Liability risk management

While much of the focus of the GISTM and other similar standard setting activities is to ensure that catastrophic events never occur, a mine operator’s approach to the GISTM may well be relevant to potential liability in the event that a worst-case outcome occurs. While compensation to injured people and restoration of the damaged environment is the highest priority in the aftermath of a catastrophic incident, mine operators will likely also be subject to potential punitive consequences, whether that be through private lawsuits seeking punitive damages or civil or criminal proceedings against a company, individual executives, or key contractors. For example, the Brazilian authorities have commenced criminal proceedings against a number of individuals regarding the Brumadinho incident,62 consultants involved with that facility are the subject of litigation in Europe,63 and criminal prosecution has occurred in other analogous cases, such as the Deepwater Horizon well disaster in the United States.

Some thought must be given to managing those risks before any event occurs, and the role of lawyers will of course be central in the aftermath of such an event. The best legal defence against such punitive liabilities is precisely the same as those measures needed to prevent a catastrophic incident in the first instance: a robust safety culture, defensible technical and operational standards, meaningful independent review, and other similar measures. In that regard, mining companies that have not adopted the GISTM will likely be at greater risk in the aftermath of an incident. It appears largely unquestioned that the GISTM represents a significant improvement in the area of tailings facility safety and reducing major accident risk. The GISTM has emerged from organisations and from a process that will not be easily dismissed as stating an appropriate standard of management and care. Thus, for those entities that do not adopt the requirements of the GISTM, significant thought should be given to documenting the basis for that decision and demonstrating how equivalent measures of safety have been deployed. Importantly, the ICMM has developed a detailed good practice guide regarding tailings management64 and a conformance protocol to assist its members in compliance with the GISTM. Even entities that develop a particularised tailings facility management approach, rather than adopt the GISTM as a whole, may still be well served by considering many of the points made in the GISTM.

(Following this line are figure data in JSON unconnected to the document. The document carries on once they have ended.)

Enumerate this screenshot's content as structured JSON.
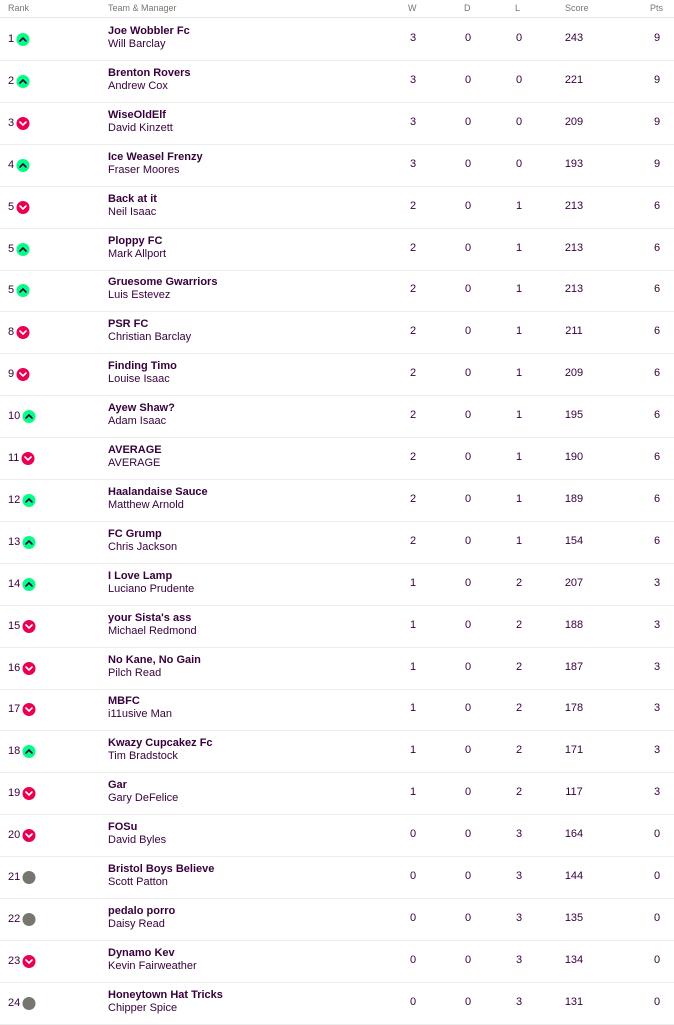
{
  "table": {
    "header": [
      "Rank",
      "Team & Manager",
      "W",
      "D",
      "L",
      "Score",
      "Pts"
    ],
    "rows": [
      {
        "cells": [
          1,
          "Joe Wobbler Fc",
          "Will Barclay",
          3,
          0,
          0,
          243,
          9
        ],
        "marker_color": "#00ff87"
      },
      {
        "cells": [
          2,
          "Brenton Rovers",
          "Andrew Cox",
          3,
          0,
          0,
          221,
          9
        ],
        "marker_color": "#00ff87"
      },
      {
        "cells": [
          3,
          "WiseOldElf",
          "David Kinzett",
          3,
          0,
          0,
          209,
          9
        ],
        "marker_color": "#e90052"
      },
      {
        "cells": [
          4,
          "Ice Weasel Frenzy",
          "Fraser Moores",
          3,
          0,
          0,
          193,
          9
        ],
        "marker_color": "#00ff87"
      },
      {
        "cells": [
          5,
          "Back at it",
          "Neil Isaac",
          2,
          0,
          1,
          213,
          6
        ],
        "marker_color": "#e90052"
      },
      {
        "cells": [
          5,
          "Ploppy FC",
          "Mark Allport",
          2,
          0,
          1,
          213,
          6
        ],
        "marker_color": "#00ff87"
      },
      {
        "cells": [
          5,
          "Gruesome Gwarriors",
          "Luis Estevez",
          2,
          0,
          1,
          213,
          6
        ],
        "marker_color": "#00ff87"
      },
      {
        "cells": [
          8,
          "PSR FC",
          "Christian Barclay",
          2,
          0,
          1,
          211,
          6
        ],
        "marker_color": "#e90052"
      },
      {
        "cells": [
          9,
          "Finding Timo",
          "Louise Isaac",
          2,
          0,
          1,
          209,
          6
        ],
        "marker_color": "#e90052"
      },
      {
        "cells": [
          10,
          "Ayew Shaw?",
          "Adam Isaac",
          2,
          0,
          1,
          195,
          6
        ],
        "marker_color": "#00ff87"
      },
      {
        "cells": [
          11,
          "AVERAGE",
          "AVERAGE",
          2,
          0,
          1,
          190,
          6
        ],
        "marker_color": "#e90052"
      },
      {
        "cells": [
          12,
          "Haalandaise Sauce",
          "Matthew Arnold",
          2,
          0,
          1,
          189,
          6
        ],
        "marker_color": "#00ff87"
      },
      {
        "cells": [
          13,
          "FC Grump",
          "Chris Jackson",
          2,
          0,
          1,
          154,
          6
        ],
        "marker_color": "#00ff87"
      },
      {
        "cells": [
          14,
          "I Love Lamp",
          "Luciano Prudente",
          1,
          0,
          2,
          207,
          3
        ],
        "marker_color": "#00ff87"
      },
      {
        "cells": [
          15,
          "your Sista's ass",
          "Michael Redmond",
          1,
          0,
          2,
          188,
          3
        ],
        "marker_color": "#e90052"
      },
      {
        "cells": [
          16,
          "No Kane, No Gain",
          "Pilch Read",
          1,
          0,
          2,
          187,
          3
        ],
        "marker_color": "#e90052"
      },
      {
        "cells": [
          17,
          "MBFC",
          "i11usive Man",
          1,
          0,
          2,
          178,
          3
        ],
        "marker_color": "#e90052"
      },
      {
        "cells": [
          18,
          "Kwazy Cupcakez Fc",
          "Tim Bradstock",
          1,
          0,
          2,
          171,
          3
        ],
        "marker_color": "#00ff87"
      },
      {
        "cells": [
          19,
          "Gar",
          "Gary DeFelice",
          1,
          0,
          2,
          117,
          3
        ],
        "marker_color": "#e90052"
      },
      {
        "cells": [
          20,
          "FOSu",
          "David Byles",
          0,
          0,
          3,
          164,
          0
        ],
        "marker_color": "#e90052"
      },
      {
        "cells": [
          21,
          "Bristol Boys Believe",
          "Scott Patton",
          0,
          0,
          3,
          144,
          0
        ],
        "marker_color": "#76766f"
      },
      {
        "cells": [
          22,
          "pedalo porro",
          "Daisy Read",
          0,
          0,
          3,
          135,
          0
        ],
        "marker_color": "#76766f"
      },
      {
        "cells": [
          23,
          "Dynamo Kev",
          "Kevin Fairweather",
          0,
          0,
          3,
          134,
          0
        ],
        "marker_color": "#e90052"
      },
      {
        "cells": [
          24,
          "Honeytown Hat Tricks",
          "Chipper Spice",
          0,
          0,
          3,
          131,
          0
        ],
        "marker_color": "#76766f"
      }
    ]
  }
}
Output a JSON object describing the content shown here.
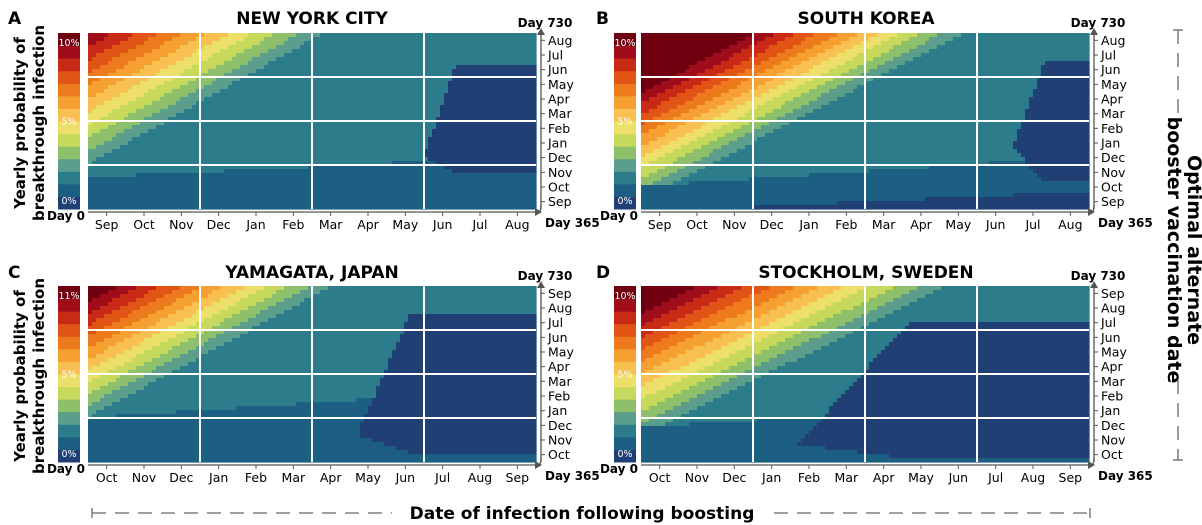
{
  "figure": {
    "y_title_line1": "Yearly probability of",
    "y_title_line2": "breakthrough infection",
    "x_title": "Date of infection following boosting",
    "right_title_line1": "Optimal alternate",
    "right_title_line2": "booster vaccination date",
    "day0": "Day 0",
    "day365": "Day 365",
    "day730": "Day 730"
  },
  "colors": {
    "scale": [
      "#1f3f75",
      "#1d5f82",
      "#2c7c8b",
      "#5b9e8b",
      "#8ebf6b",
      "#c6d95c",
      "#ece06a",
      "#f7c050",
      "#f6a032",
      "#ee7a1e",
      "#e05416",
      "#c82a16",
      "#9f0c1a",
      "#700010"
    ],
    "line": "#ffffff"
  },
  "chart_data": [
    {
      "type": "heatmap",
      "letter": "A",
      "title": "NEW YORK CITY",
      "scale_labels": {
        "top": "10%",
        "mid": "5%",
        "bottom": "0%"
      },
      "x_ticks": [
        "Sep",
        "Oct",
        "Nov",
        "Dec",
        "Jan",
        "Feb",
        "Mar",
        "Apr",
        "May",
        "Jun",
        "Jul",
        "Aug"
      ],
      "y_ticks_bottom_to_top": [
        "Sep",
        "Oct",
        "Nov",
        "Dec",
        "Jan",
        "Feb",
        "Mar",
        "Apr",
        "May",
        "Jun",
        "Jul",
        "Aug"
      ],
      "x_range_days": [
        0,
        365
      ],
      "y_range_days": [
        365,
        730
      ],
      "gridlines_x_month_index": [
        3,
        6,
        9
      ],
      "gridlines_y_month_index": [
        3,
        6,
        9
      ],
      "max_probability_percent": 10,
      "surface": {
        "s": 0.85,
        "c": 1.3,
        "y0": 0.18,
        "shift": 0.0,
        "base": 0.12
      },
      "dark_region": {
        "x0": 0.75,
        "xm": 0.82,
        "y": 0.3,
        "end_top": 0.82,
        "end_bottom": 0.2
      }
    },
    {
      "type": "heatmap",
      "letter": "B",
      "title": "SOUTH KOREA",
      "scale_labels": {
        "top": "10%",
        "mid": "5%",
        "bottom": "0%"
      },
      "x_ticks": [
        "Sep",
        "Oct",
        "Nov",
        "Dec",
        "Jan",
        "Feb",
        "Mar",
        "Apr",
        "May",
        "Jun",
        "Jul",
        "Aug"
      ],
      "y_ticks_bottom_to_top": [
        "Sep",
        "Oct",
        "Nov",
        "Dec",
        "Jan",
        "Feb",
        "Mar",
        "Apr",
        "May",
        "Jun",
        "Jul",
        "Aug"
      ],
      "x_range_days": [
        0,
        365
      ],
      "y_range_days": [
        365,
        730
      ],
      "gridlines_x_month_index": [
        3,
        6,
        9
      ],
      "gridlines_y_month_index": [
        3,
        6,
        9
      ],
      "max_probability_percent": 10,
      "surface": {
        "s": 0.7,
        "c": 1.15,
        "y0": 0.13,
        "shift": 0.14,
        "base": 0.17
      },
      "dark_region": {
        "x0": 0.83,
        "xm": 0.9,
        "y": 0.35,
        "end_top": 0.83,
        "end_bottom": 0.15
      },
      "bottom_dark_band": {
        "x0": 0.15,
        "y_top_end": 0.1
      }
    },
    {
      "type": "heatmap",
      "letter": "C",
      "title": "YAMAGATA, JAPAN",
      "scale_labels": {
        "top": "11%",
        "mid": "5%",
        "bottom": "0%"
      },
      "x_ticks": [
        "Oct",
        "Nov",
        "Dec",
        "Jan",
        "Feb",
        "Mar",
        "Apr",
        "May",
        "Jun",
        "Jul",
        "Aug",
        "Sep"
      ],
      "y_ticks_bottom_to_top": [
        "Oct",
        "Nov",
        "Dec",
        "Jan",
        "Feb",
        "Mar",
        "Apr",
        "May",
        "Jun",
        "Jul",
        "Aug",
        "Sep"
      ],
      "x_range_days": [
        0,
        365
      ],
      "y_range_days": [
        365,
        730
      ],
      "gridlines_x_month_index": [
        3,
        6,
        9
      ],
      "gridlines_y_month_index": [
        3,
        6,
        9
      ],
      "max_probability_percent": 11,
      "surface": {
        "s": 0.75,
        "c": 1.2,
        "y0": 0.25,
        "shift": 0.06,
        "base": 0.17
      },
      "dark_region": {
        "x0": 0.6,
        "xm": 0.72,
        "y": 0.15,
        "end_top": 0.85,
        "end_bottom": 0.05
      }
    },
    {
      "type": "heatmap",
      "letter": "D",
      "title": "STOCKHOLM, SWEDEN",
      "scale_labels": {
        "top": "10%",
        "mid": "5%",
        "bottom": "0%"
      },
      "x_ticks": [
        "Oct",
        "Nov",
        "Dec",
        "Jan",
        "Feb",
        "Mar",
        "Apr",
        "May",
        "Jun",
        "Jul",
        "Aug",
        "Sep"
      ],
      "y_ticks_bottom_to_top": [
        "Oct",
        "Nov",
        "Dec",
        "Jan",
        "Feb",
        "Mar",
        "Apr",
        "May",
        "Jun",
        "Jul",
        "Aug",
        "Sep"
      ],
      "x_range_days": [
        0,
        365
      ],
      "y_range_days": [
        365,
        730
      ],
      "gridlines_x_month_index": [
        3,
        6,
        9
      ],
      "gridlines_y_month_index": [
        3,
        6,
        9
      ],
      "max_probability_percent": 10,
      "surface": {
        "s": 0.8,
        "c": 1.1,
        "y0": 0.2,
        "shift": 0.12,
        "base": 0.15
      },
      "dark_region": {
        "x0": 0.35,
        "xm": 0.6,
        "y": 0.1,
        "end_top": 0.8,
        "end_bottom": 0.02
      }
    }
  ]
}
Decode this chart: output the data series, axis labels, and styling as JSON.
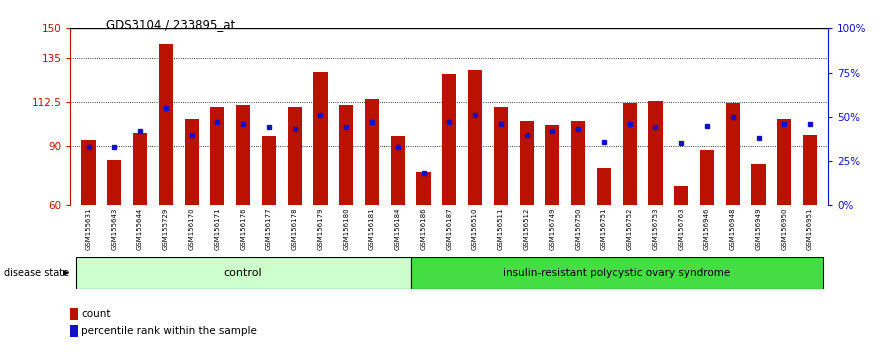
{
  "title": "GDS3104 / 233895_at",
  "samples": [
    "GSM155631",
    "GSM155643",
    "GSM155644",
    "GSM155729",
    "GSM156170",
    "GSM156171",
    "GSM156176",
    "GSM156177",
    "GSM156178",
    "GSM156179",
    "GSM156180",
    "GSM156181",
    "GSM156184",
    "GSM156186",
    "GSM156187",
    "GSM156510",
    "GSM156511",
    "GSM156512",
    "GSM156749",
    "GSM156750",
    "GSM156751",
    "GSM156752",
    "GSM156753",
    "GSM156763",
    "GSM156946",
    "GSM156948",
    "GSM156949",
    "GSM156950",
    "GSM156951"
  ],
  "bar_values": [
    93,
    83,
    97,
    142,
    104,
    110,
    111,
    95,
    110,
    128,
    111,
    114,
    95,
    77,
    127,
    129,
    110,
    103,
    101,
    103,
    79,
    112,
    113,
    70,
    88,
    112,
    81,
    104,
    96
  ],
  "blue_values": [
    33,
    33,
    42,
    55,
    40,
    47,
    46,
    44,
    43,
    51,
    44,
    47,
    33,
    18,
    47,
    51,
    46,
    40,
    42,
    43,
    36,
    46,
    44,
    35,
    45,
    50,
    38,
    46,
    46
  ],
  "control_count": 13,
  "disease_count": 16,
  "ylim_left": [
    60,
    150
  ],
  "ylim_right": [
    0,
    100
  ],
  "yticks_left": [
    60,
    90,
    112.5,
    135,
    150
  ],
  "yticks_right": [
    0,
    25,
    50,
    75,
    100
  ],
  "bar_color": "#bb1100",
  "blue_color": "#1111cc",
  "control_bg": "#ccffcc",
  "disease_bg": "#44dd44",
  "xlabel_area_bg": "#cccccc",
  "disease_state_label": "disease state",
  "control_label": "control",
  "disease_label": "insulin-resistant polycystic ovary syndrome",
  "legend_count": "count",
  "legend_percentile": "percentile rank within the sample"
}
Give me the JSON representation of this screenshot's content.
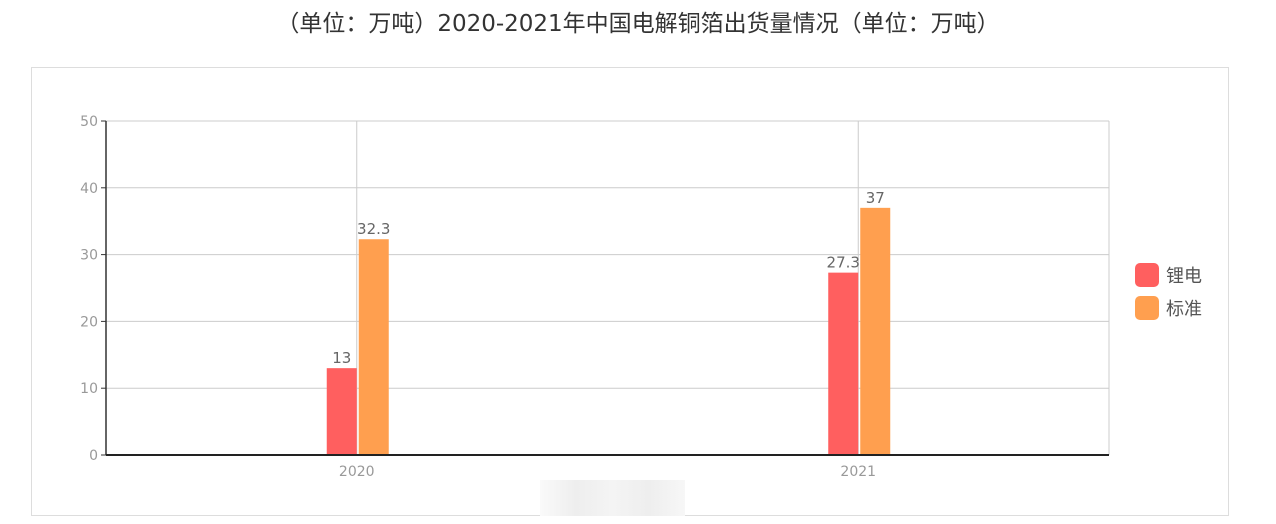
{
  "chart_data": {
    "type": "bar",
    "title": "（单位：万吨）2020-2021年中国电解铜箔出货量情况（单位：万吨）",
    "categories": [
      "2020",
      "2021"
    ],
    "series": [
      {
        "name": "锂电",
        "values": [
          13,
          27.3
        ],
        "color": "#ff5f5f"
      },
      {
        "name": "标准",
        "values": [
          32.3,
          37
        ],
        "color": "#ff9f4f"
      }
    ],
    "value_labels": [
      [
        "13",
        "27.3"
      ],
      [
        "32.3",
        "37"
      ]
    ],
    "ylim": [
      0,
      50
    ],
    "yticks": [
      "0",
      "10",
      "20",
      "30",
      "40",
      "50"
    ],
    "grid": true,
    "legend_position": "right"
  }
}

On a final note, it is important to recognise the many benefits of mining, in order to place the potential risks in context. It has been recognised, for example, that various metals produced through mining are critical to the infrastructure build out necessary to support greater electrification, a step that is in turn necessary to facilitate renewable energy deployment to reduce greenhouse gas emissions and align with the goals of the Paris Agreement. Similarly, there are many historic mining districts with poor environmental conditions and no remaining responsible parties that can restore them, where the most viable path to environmental remediation may be a mine-to-remediate scenario that would have benefits for mining companies, the environment, local stakeholders and regulating governments alike. While this consideration in no way justifies deviations from necessary tailings facility safety and reclamation practices, it is important to ensure that this side of the equation is also placed before stakeholders evaluating mining policy decisions – whether regulating governments or financial institutions making investment decisions – to ensure a balanced consideration of these important issues. In short, metals are still essential to achieving many laudable social welfare goals, and without mining those metals will not be available. Lawyers can play an important role in ensuring this is not overlooked as the industry moves to better practices.